Auf dem Weg der Vergebung und Heilung liegt die Entscheidung, ungesunde Verhaltensmuster oder Beziehungen in unserer Familie oder anderswo nicht fortzusetzen. Wir können allen in unserem Einflussbereich Güte anstelle von Grausamkeit anbieten, Liebe anstelle von Hass, Sanftheit anstelle von Schroffheit, Sicherheit anstelle von Bedrängnis und Frieden anstelle von Streit.

Das zu geben, was einem selbst verwehrt blieb, ist ein mächtiger Bestandteil göttlicher Heilung, ermöglicht durch den Glauben an Jesus Christus. So zu leben, dass man, wie Jesaja es ausdrückt, Schmuck gibt anstelle der Asche des Lebens,18 ist ein Ausdruck von Glauben, der sich am erhabenen Beispiel eines Erretters ausrichtet, der alles erlitt, um allen beistehen zu können.

Josef aus Ägypten führte ein Leben voll von Asche. Er wurde von seinen Brüdern gehasst, verraten, in die Sklaverei verkauft, er landete zu Unrecht im Gefängnis und wurde von jemandem vergessen, der versprochen hatte, ihm zu helfen. Aber er vertraute auf den Herrn. „Der Herr war mit Josef“19 und weihte ihm seine Prüfungen zu seinem Segen und Wachstum – und zur Rettung seiner Familie und ganz Ägyptens.

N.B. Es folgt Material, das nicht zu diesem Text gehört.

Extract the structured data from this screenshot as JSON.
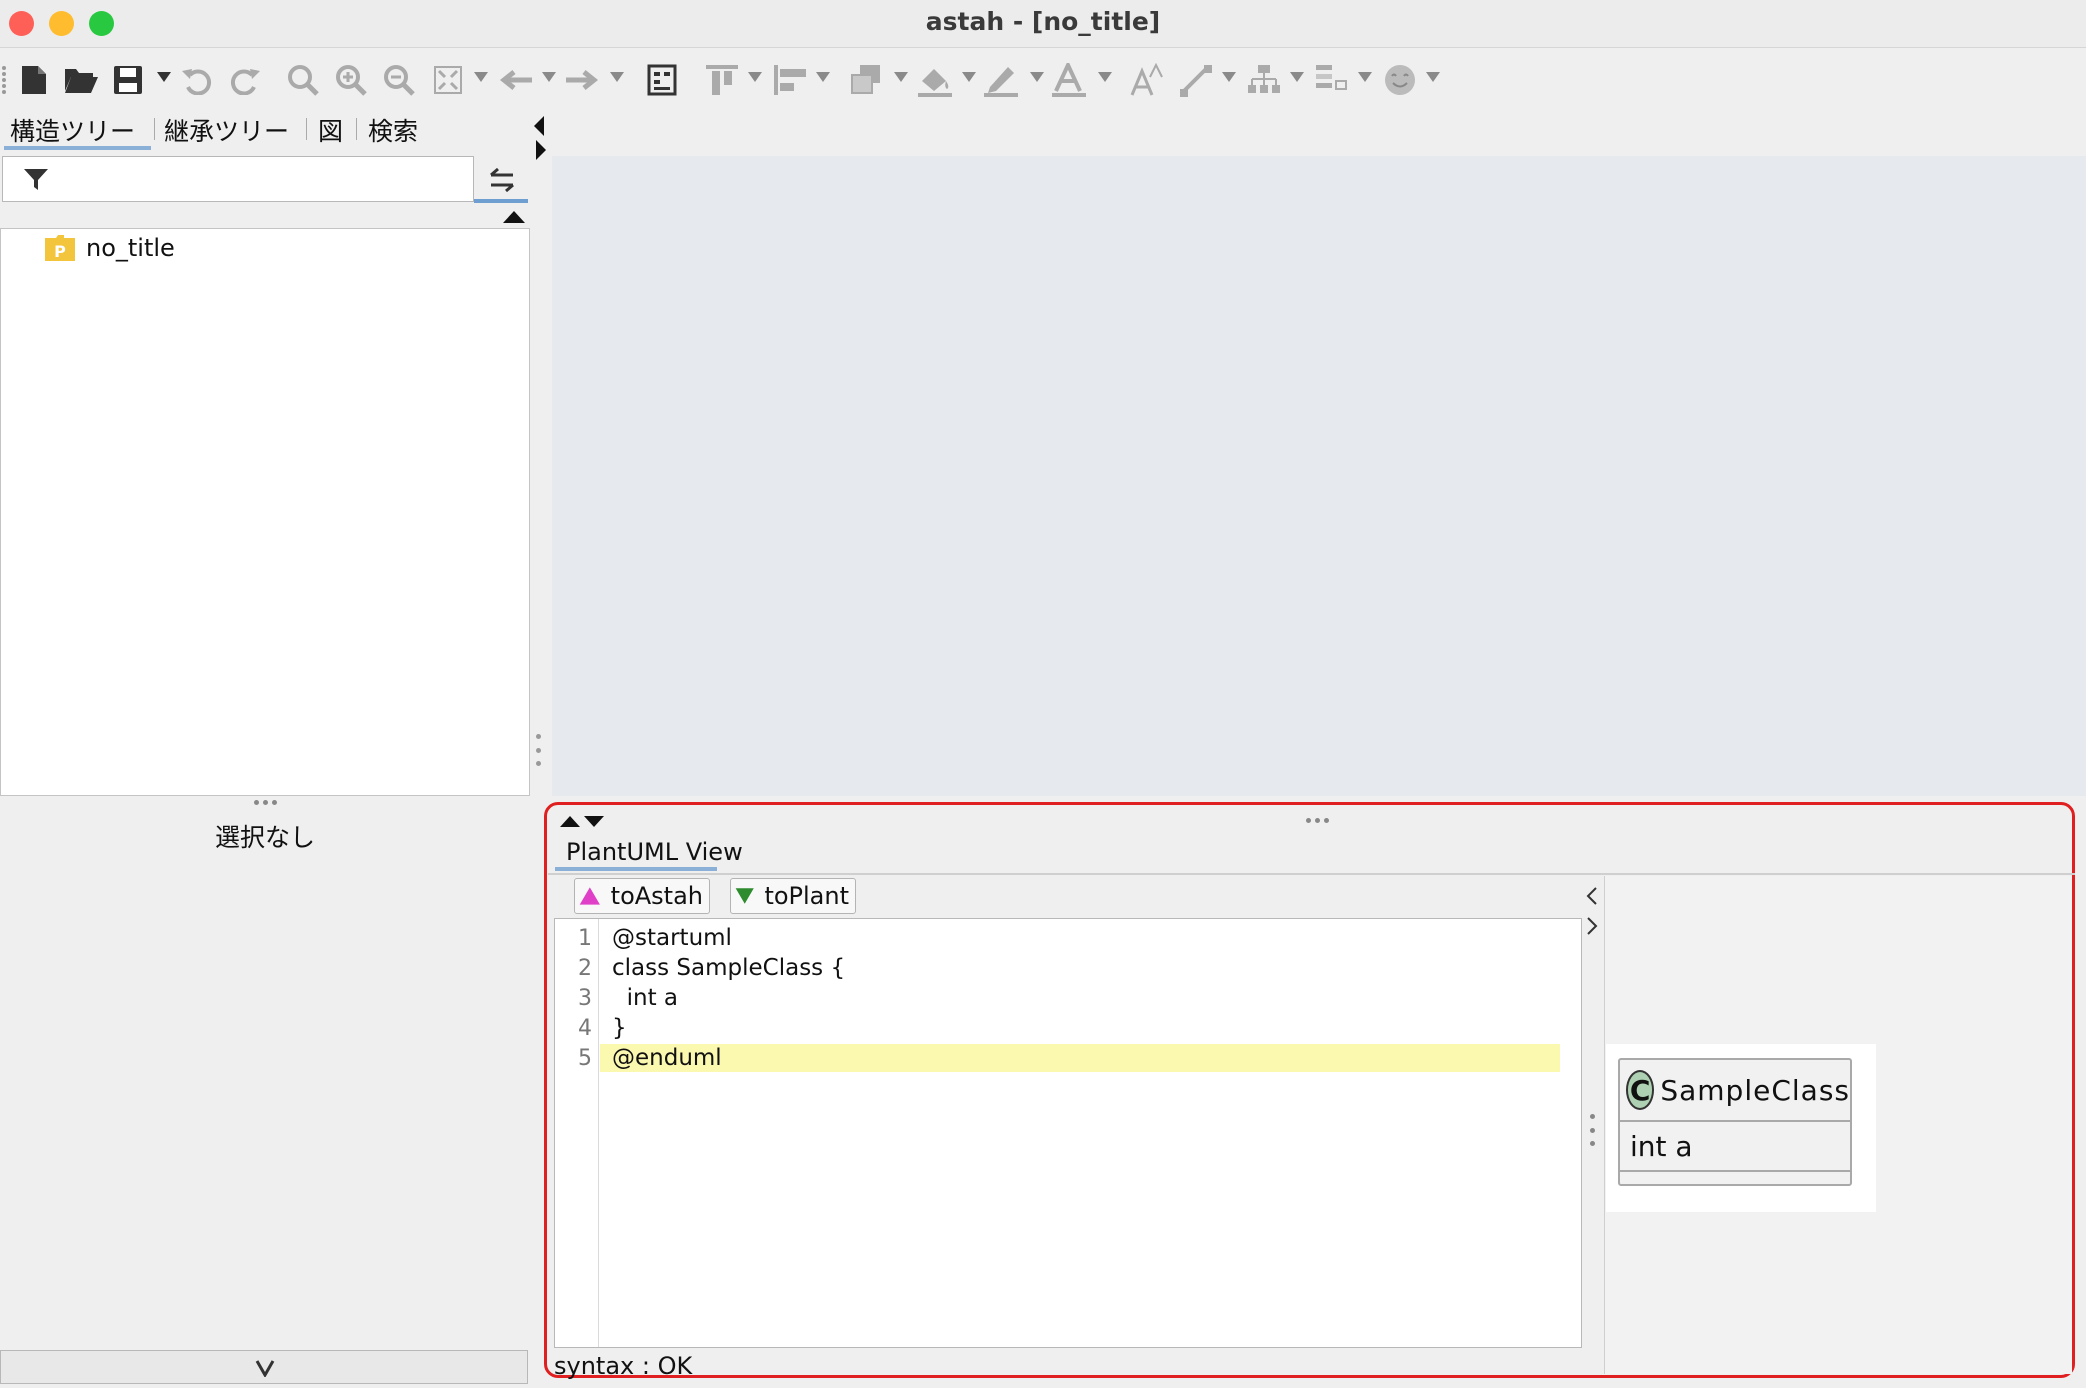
{
  "window": {
    "title": "astah - [no_title]"
  },
  "left_panel": {
    "tabs": [
      "構造ツリー",
      "継承ツリー",
      "図",
      "検索"
    ],
    "active_tab": 0,
    "filter_placeholder": "",
    "tree": {
      "root_badge": "P",
      "root_label": "no_title"
    },
    "property_status": "選択なし"
  },
  "plantuml_view": {
    "tab_title": "PlantUML View",
    "buttons": {
      "to_astah": "toAstah",
      "to_plant": "toPlant"
    },
    "editor": {
      "line_numbers": [
        "1",
        "2",
        "3",
        "4",
        "5"
      ],
      "lines": [
        "@startuml",
        "class SampleClass {",
        "  int a",
        "}",
        "@enduml"
      ],
      "highlighted_line": 5
    },
    "syntax_status": "syntax : OK",
    "preview": {
      "class_badge": "C",
      "class_name": "SampleClass",
      "attribute": "int a"
    }
  },
  "colors": {
    "highlight_border": "#e02020",
    "diagram_background": "#e6e9ed",
    "current_line": "#fbf8b0",
    "to_astah_icon": "#e040c8",
    "to_plant_icon": "#2e8b2e",
    "class_badge": "#add1b2",
    "package_icon": "#f2c53d",
    "tab_underline": "#8ab0d8"
  }
}
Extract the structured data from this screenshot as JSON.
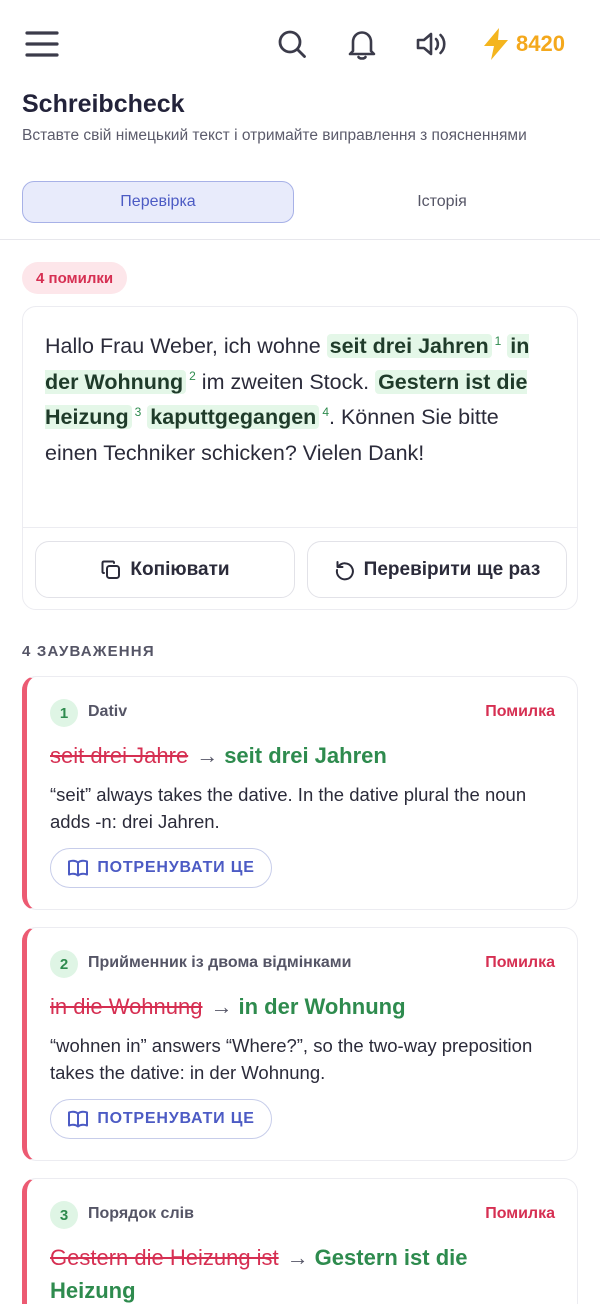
{
  "topbar": {
    "streak_value": "8420",
    "icons": [
      "menu-icon",
      "search-icon",
      "bell-icon",
      "sound-icon",
      "lightning-icon"
    ],
    "accent_color": "#f4a81c"
  },
  "header": {
    "title": "Schreibcheck",
    "subtitle": "Вставте свій німецький текст і отримайте виправлення з поясненнями"
  },
  "tabs": [
    {
      "label": "Перевірка",
      "active": true
    },
    {
      "label": "Історія",
      "active": false
    }
  ],
  "result": {
    "error_badge": "4 помилки",
    "text": {
      "p1": "Hallo Frau Weber, ich wohne ",
      "c1": "seit drei Jahren",
      "n1": "1",
      "p2": " ",
      "c2": "in der Wohnung",
      "n2": "2",
      "p3": " im zweiten Stock. ",
      "c3": "Gestern ist die Heizung",
      "n3": "3",
      "p4": " ",
      "c4": "kaputtgegangen",
      "n4": "4",
      "p5": ". Können Sie bitte einen Techniker schicken? Vielen Dank!"
    },
    "copy_label": "Копіювати",
    "recheck_label": "Перевірити ще раз"
  },
  "issues_section": {
    "label": "4 ЗАУВАЖЕННЯ",
    "items": [
      {
        "num": "1",
        "category": "Dativ",
        "severity": "Помилка",
        "wrong": "seit drei Jahre",
        "correct": "seit drei Jahren",
        "explanation": "“seit” always takes the dative. In the dative plural the noun adds -n: drei Jahren.",
        "train_label": "ПОТРЕНУВАТИ ЦЕ"
      },
      {
        "num": "2",
        "category": "Прийменник із двома відмінками",
        "severity": "Помилка",
        "wrong": "in die Wohnung",
        "correct": "in der Wohnung",
        "explanation": "“wohnen in” answers “Where?”, so the two-way preposition takes the dative: in der Wohnung.",
        "train_label": "ПОТРЕНУВАТИ ЦЕ"
      },
      {
        "num": "3",
        "category": "Порядок слів",
        "severity": "Помилка",
        "wrong": "Gestern die Heizung ist",
        "correct": "Gestern ist die Heizung",
        "explanation": "",
        "train_label": ""
      }
    ]
  },
  "colors": {
    "error": "#d62f52",
    "correct": "#2e8b4e",
    "primary": "#4c5bc4",
    "highlight": "#e4f7e8"
  }
}
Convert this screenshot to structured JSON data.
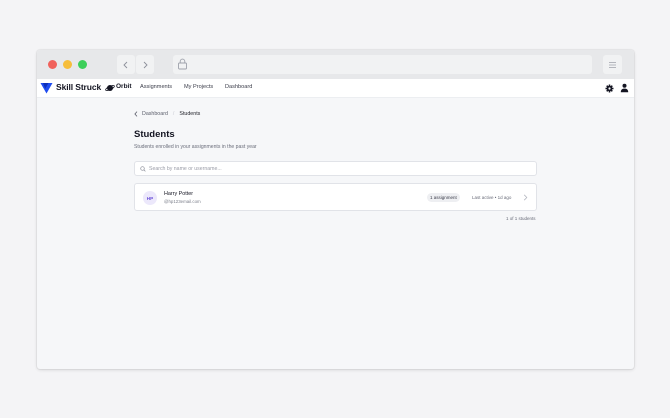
{
  "browser": {
    "icons": [
      "back-arrow-icon",
      "forward-arrow-icon",
      "lock-icon",
      "menu-icon"
    ],
    "traffic_lights": {
      "red": "#f0625c",
      "yellow": "#f6be3b",
      "green": "#3dcf5a"
    }
  },
  "header": {
    "brand": "Skill Struck",
    "brand_color": "#1f4cf0",
    "product": "Orbit",
    "nav": [
      "Assignments",
      "My Projects",
      "Dashboard"
    ],
    "icons": [
      "settings-gear-icon",
      "user-account-icon"
    ]
  },
  "breadcrumb": {
    "parent": "Dashboard",
    "current": "Students"
  },
  "page": {
    "title": "Students",
    "subtitle": "Students enrolled in your assignments in the past year"
  },
  "search": {
    "placeholder": "Search by name or username...",
    "value": ""
  },
  "students": [
    {
      "initials": "HP",
      "name": "Harry Potter",
      "email": "@hp123email.com",
      "assignments": "1 assignment",
      "last_active": "Last active • 1d ago"
    }
  ],
  "pagination": {
    "count_text": "1 of 1 students"
  },
  "colors": {
    "avatar_bg": "#ece8fb",
    "avatar_text": "#6b4fd8"
  }
}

Als Josef als Herrscher in Ägypten seinen Brüdern begegnete, zeigten sich seine Vergebung und geläuterte Sichtweise in seinen gnädigen Worten:

„Jetzt aber schmerze es euch nicht und es brenne nicht in euren Augen, weil ihr mich hierher verkauft habt. Denn um Leben zu erhalten, hat mich Gott vor euch hergeschickt. …

Also nicht ihr habt mich hierhergeschickt, sondern Gott.“20

Durch den Erretter trat in Josefs Leben „Schmuck anstelle von Asche“21.

Kevin J Worthen, Präsident der BYU, hat gesagt: Gott „kann nicht nur aus unseren Erfolgen Gutes bewirken, sondern auch aus unserem Scheitern und dem Scheitern anderer, das uns Schmerz bereitet. So gut und so mächtig ist Gott.“22

Ich bezeuge, dass das größte Beispiel an Liebe und Vergebung das unseres Erretters, Jesus Christus, ist, der in bitterer Pein ausrief: „Vater, vergib ihnen, denn sie wissen nicht, was sie tun!“23

Gewiss wünscht sich unser Vater im Himmel, dass jedes seiner Kinder Güte und Hoffnung erfährt. In Jeremia lesen wir: „Denn ich, ich kenne die Gedanken, die ich für euch denke – Spruch des Herrn –, Gedanken des Heils.“24

Jesus Christus ist Ihr persönlicher Messias, Ihr liebevoller Erlöser und Erretter, der das Flehen Ihres Herzens kennt. Er wünscht sich, dass Sie Heilung erfahren und glücklich sind. Er liebt Sie. Er weint mit Ihnen in Ihrem Kummer und er hat Freude daran, Sie zu heilen. Mögen wir uns ein Herz fassen und seine liebende Hand ergreifen, die uns stets entgegengestreckt ist,25 während wir den heilenden Weg der Vergebung beschreiten. Darum bete ich im Namen Jesu Christi. Amen.